Some clients responded to the April 2021 changes by issuing blanket "inside IR35" determinations for all contractors, or by refusing to engage contractors through PSCs at all, forcing everyone through umbrella companies. HMRC has been clear that blanket determinations are not compliant with the off-payroll rules — status must be determined on a contract-by-contract basis. Contractors who receive a blanket determination have strong grounds to challenge it via the SDS disagreement process.
Umbrella Companies — Are They a Solution?
Many contractors working inside IR35 or for public sector clients have moved to umbrella companies. An umbrella company employs you directly, paying you through PAYE after deducting tax and NI, and charging the client a mark-up on your rate to cover employer's NI and their admin fee. This simplifies the tax position — you receive a payslip like any other employee — but the cost of the employer's NI (13.8% on earnings above the secondary threshold) is typically absorbed by your day rate, significantly reducing your net income.
The umbrella company market has been plagued by disguised remuneration schemes that claim to deliver "more take-home pay" through loans, annuity structures, or similar arrangements. HMRC and HM Treasury have taken a hard line against these schemes, and contractors who have used them can face significant tax demands years later. If an umbrella company promises take-home pay significantly above what PAYE would produce, that is a major warning sign.
Protecting Yourself — Practical Steps
- Get your contract reviewed — an IR35 specialist solicitor or accountant should review your contract before you start work to ensure it accurately reflects genuine contractor working practices, not employment.
- Ensure working practices match the contract — a contract that says you have a right of substitution is worthless if no substitution is ever possible in practice. Your actual day-to-day working must match what the contract says.
- Obtain an IR35 insurance policy — specialist insurers offer "IR35 investigation insurance" that covers the cost of an HMRC investigation and any tax liability found, provided your status assessment was reasonable.
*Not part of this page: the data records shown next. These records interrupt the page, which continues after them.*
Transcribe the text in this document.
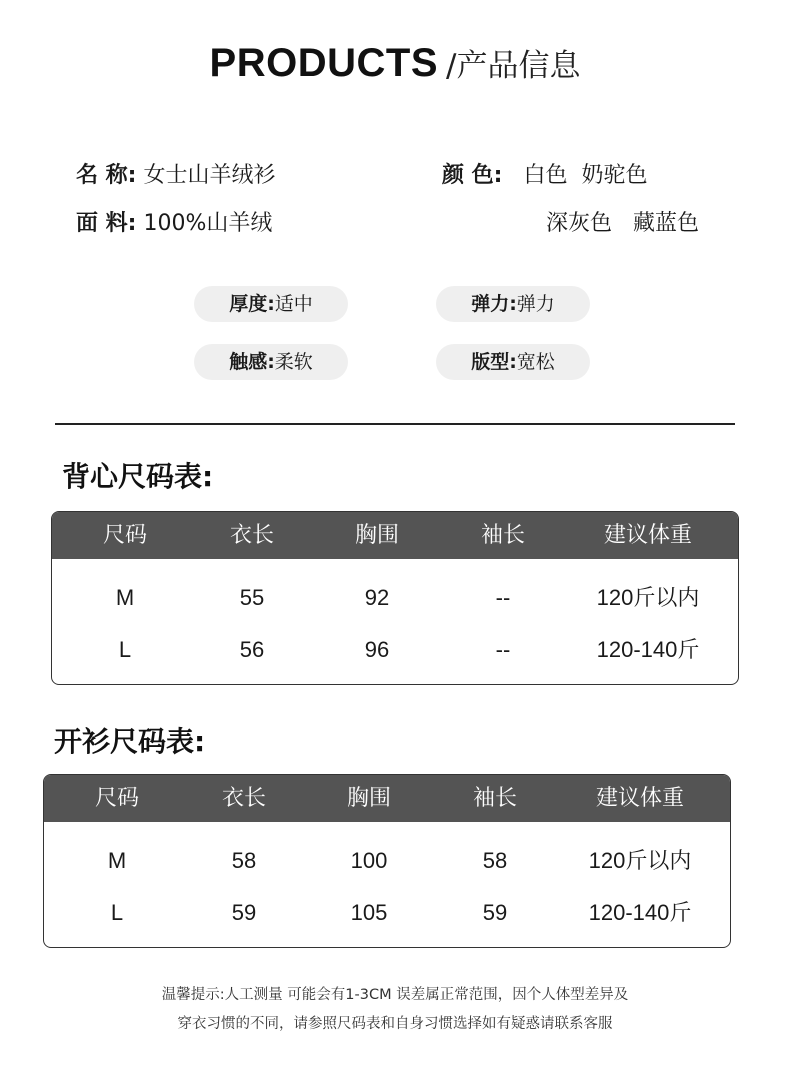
PRODUCTS /产品信息
名 称: 女士山羊绒衫
面 料: 100%山羊绒
颜 色: 白色  奶驼色
深灰色   藏蓝色
厚度:适中	弹力:弹力
触感:柔软	版型:宽松
背心尺码表:
尺码	衣长	胸围	袖长	建议体重
M	55	92	--	120斤以内
L	56	96	--	120-140斤
开衫尺码表:
尺码	衣长	胸围	袖长	建议体重
M	58	100	58	120斤以内
L	59	105	59	120-140斤
温馨提示:人工测量 可能会有1-3CM 误差属正常范围，因个人体型差异及
穿衣习惯的不同，请参照尺码表和自身习惯选择如有疑惑请联系客服
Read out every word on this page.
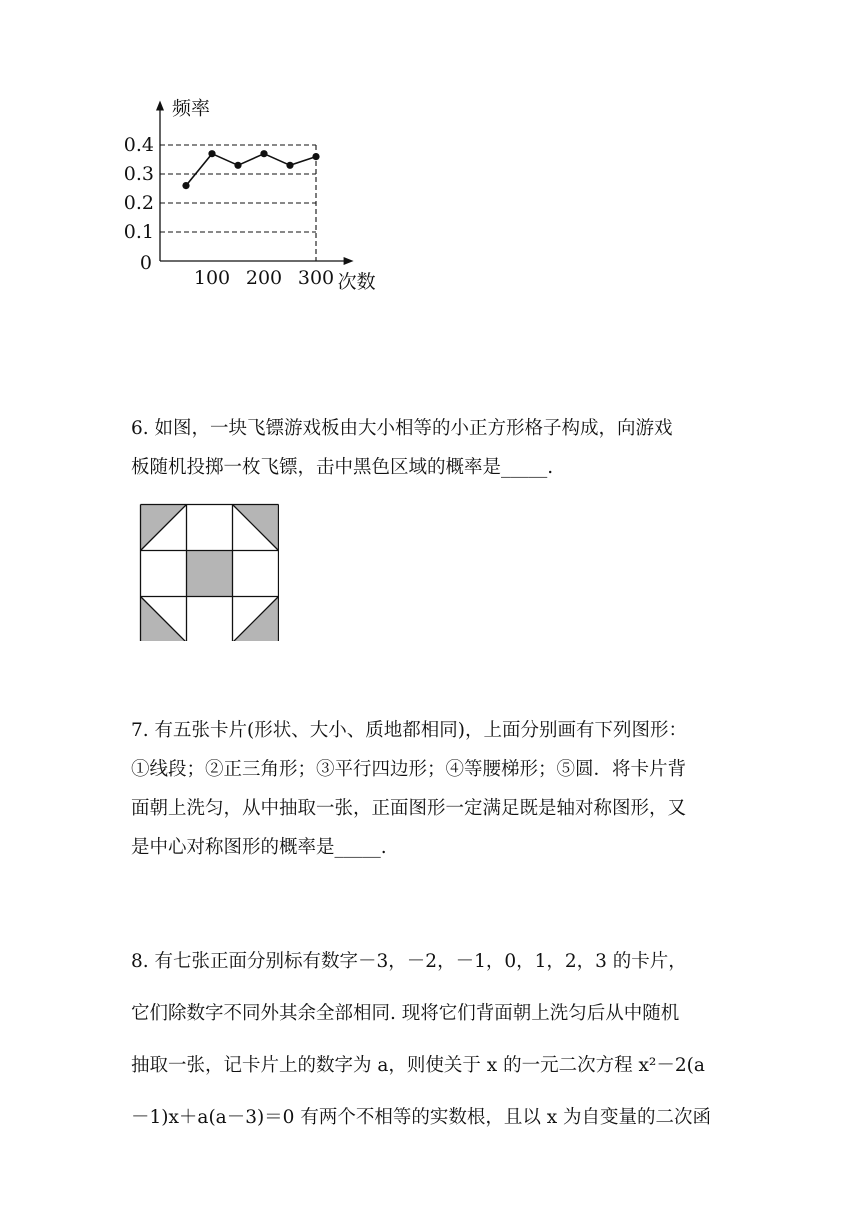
0.1
0.2
0.3
0.4
100 200 300
0
频率
次数
6. 如图，一块飞镖游戏板由大小相等的小正方形格子构成，向游戏
板随机投掷一枚飞镖，击中黑色区域的概率是_____.
7. 有五张卡片(形状、大小、质地都相同)，上面分别画有下列图形：
①线段；②正三角形；③平行四边形；④等腰梯形；⑤圆．将卡片背
面朝上洗匀，从中抽取一张，正面图形一定满足既是轴对称图形，又
是中心对称图形的概率是_____.
8. 有七张正面分别标有数字－3，－2，－1，0，1，2，3 的卡片，
它们除数字不同外其余全部相同. 现将它们背面朝上洗匀后从中随机
抽取一张，记卡片上的数字为 a，则使关于 x 的一元二次方程 x²－2(a
－1)x＋a(a－3)＝0 有两个不相等的实数根，且以 x 为自变量的二次函
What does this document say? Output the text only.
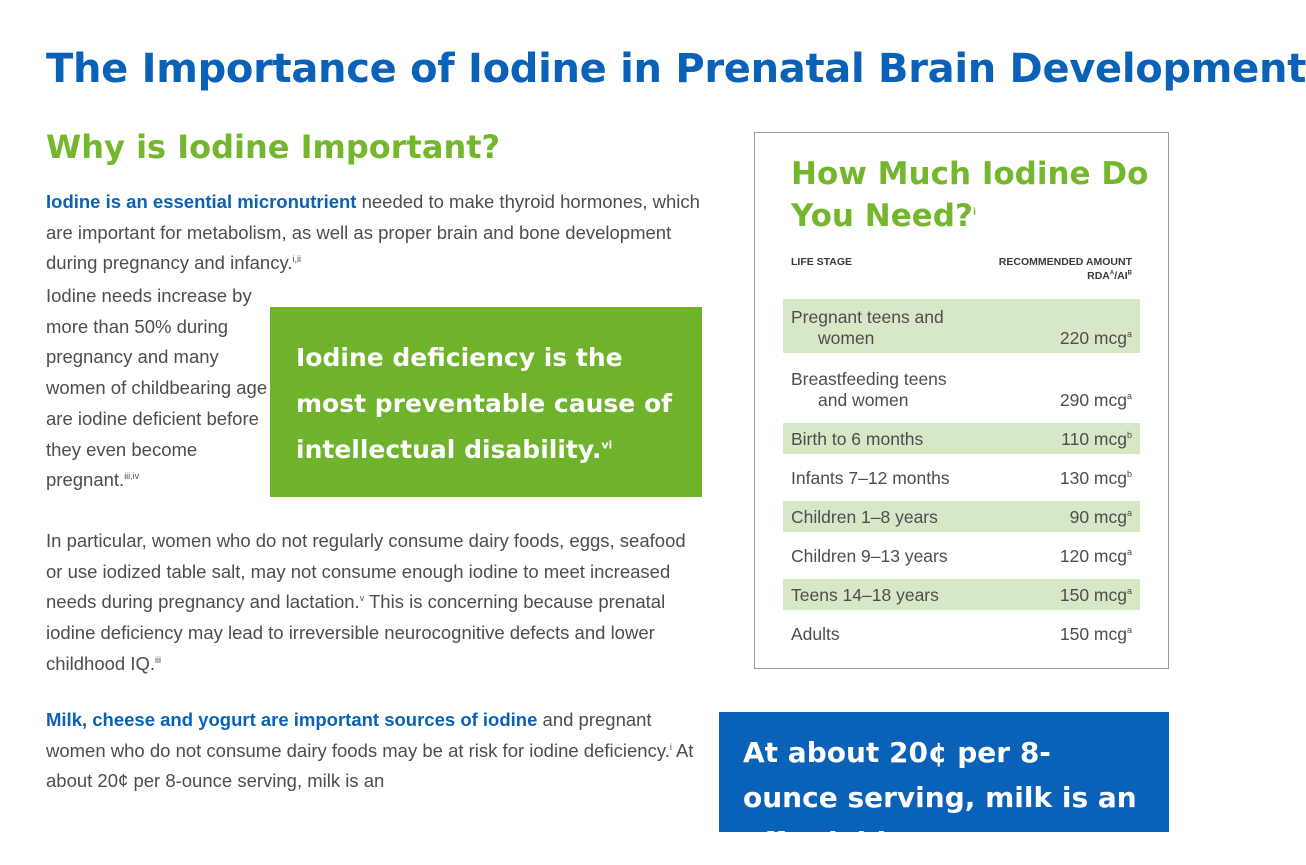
The Importance of Iodine in Prenatal Brain Development
Why is Iodine Important?

Iodine is an essential micronutrient needed to make thyroid hormones, which are important for metabolism, as well as proper brain and bone development during pregnancy and infancy.$^{i,ii}$

Iodine needs increase by more than 50% during pregnancy and many women of childbearing age are iodine deficient before they even become pregnant.$^{iii,iv}$

Iodine deficiency is the most preventable cause of intellectual disability.$^{vi}$

In particular, women who do not regularly consume dairy foods, eggs, seafood or use iodized table salt, may not consume enough iodine to meet increased needs during pregnancy and lactation.$^v$ This is concerning because prenatal iodine deficiency may lead to irreversible neurocognitive defects and lower childhood IQ.$^{iii}$

Milk, cheese and yogurt are important sources of iodine and pregnant women who do not consume dairy foods may be at risk for iodine deficiency.$^i$ At about 20¢ per 8-ounce serving, milk is an

How Much Iodine Do You Need?$^i$
LIFE STAGE	RECOMMENDED AMOUNT
$RDA^A/AI^B$
Pregnant teens and
women	220 mcg$^a$
Breastfeeding teens
and women	290 mcg$^a$
Birth to 6 months	110 mcg$^b$
Infants 7–12 months	130 mcg$^b$
Children 1–8 years	90 mcg$^a$
Children 9–13 years	120 mcg$^a$
Teens 14–18 years	150 mcg$^a$
Adults	150 mcg$^a$
At about 20¢ per 8-ounce serving, milk is an affordable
This is relatively affordable and provides significant peace of mind.
- Keep records of each contract — retain copies of all contracts, SDS statements, and any documentation of your working practices for at least seven years, as HMRC can open an investigation going back six years.
- Diversify your client base — having multiple clients simultaneously (even small ones) is a strong indicator of genuine contractor status and weakens HMRC's argument that you are economically dependent on a single client.